De acordo com o Torá, um homem é autorizado a casar com mais de uma esposa, mas o contrário não é verdadeiro, uma mulher jamais poderia se casar com mais de um homem. Embora a poligamia sempre fosse permitida, não é tão comum entre os costumes judeus. Os ensinamentos, por exemplo, nunca mencionam um rabino com mais de uma esposa.

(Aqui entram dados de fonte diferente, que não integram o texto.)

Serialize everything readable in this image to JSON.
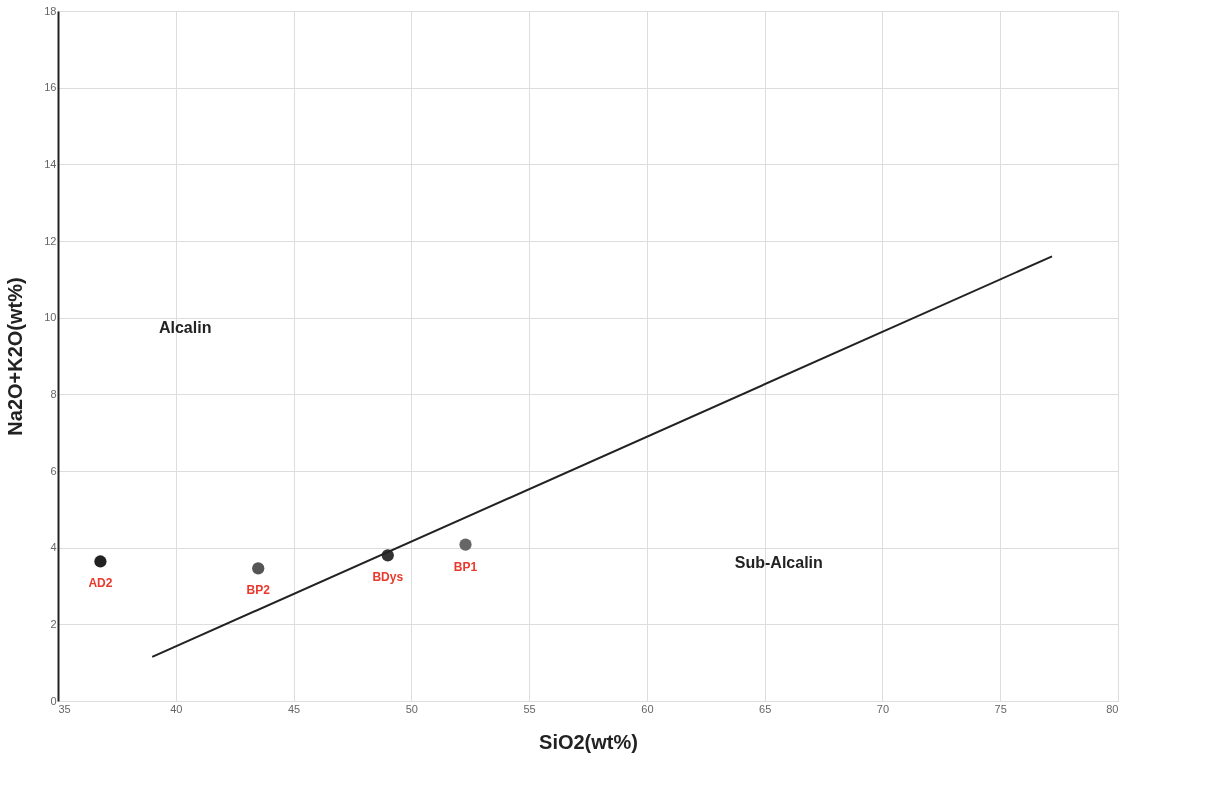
{
  "chart_data": {
    "type": "scatter",
    "xlabel": "SiO2(wt%)",
    "ylabel": "Na2O+K2O(wt%)",
    "xlim": [
      35,
      80
    ],
    "xticks": [
      35,
      40,
      45,
      50,
      55,
      60,
      65,
      70,
      75,
      80
    ],
    "ylim": [
      0,
      18
    ],
    "yticks": [
      0,
      2,
      4,
      6,
      8,
      10,
      12,
      14,
      16,
      18
    ],
    "grid": true,
    "series": [
      {
        "x": [
          36.8,
          43.5,
          49.0,
          52.3
        ],
        "values": [
          3.64,
          3.46,
          3.8,
          4.08
        ],
        "colors": [
          "#222222",
          "#555555",
          "#333333",
          "#666666"
        ],
        "marker": "circle",
        "value_labels": [
          "AD2",
          "BP2",
          "BDys",
          "BP1"
        ]
      },
      {
        "type": "line",
        "x": [
          39.0,
          77.2
        ],
        "values": [
          1.15,
          11.6
        ],
        "color": "#222222",
        "line_style": "solid"
      }
    ],
    "annotations": [
      "Alcalin",
      "Sub-Alcalin"
    ]
  }
}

Por volta de 1000 aC, Ashkenazic Jewry proibiu a poligamia por causa da pressão da cultura cristã que na época era predominante. Continuou a ser permitida para Judeus em terras islâmicas por muitos anos. Atualmente, Iemenita e Judeus etíopes continuam a praticar a poligamia, no entanto, o Estado moderno de Israel permite apenas uma mulher. Aqueles que chegam a Israel, já casados com várias mulheres são autorizados a manterem os relacionamentos, porém é proibido de se casar mais uma vez.
No casamento judeu, marido é único responsável pelo sustento de sua esposa, ele deve bancar sozinho alimentação, roupas e tudo o que for necessário para uma vida digna. Sobre o relacionamento íntimo de ambos, ele também não pode forçá-la a manter relações sexuais. Uma mulher casada, mantém a posse de qualquer patrimônio que ela trouxe para o casamento, mas o marido tem o direito de administrá-lo e ainda obter lucros a com ele.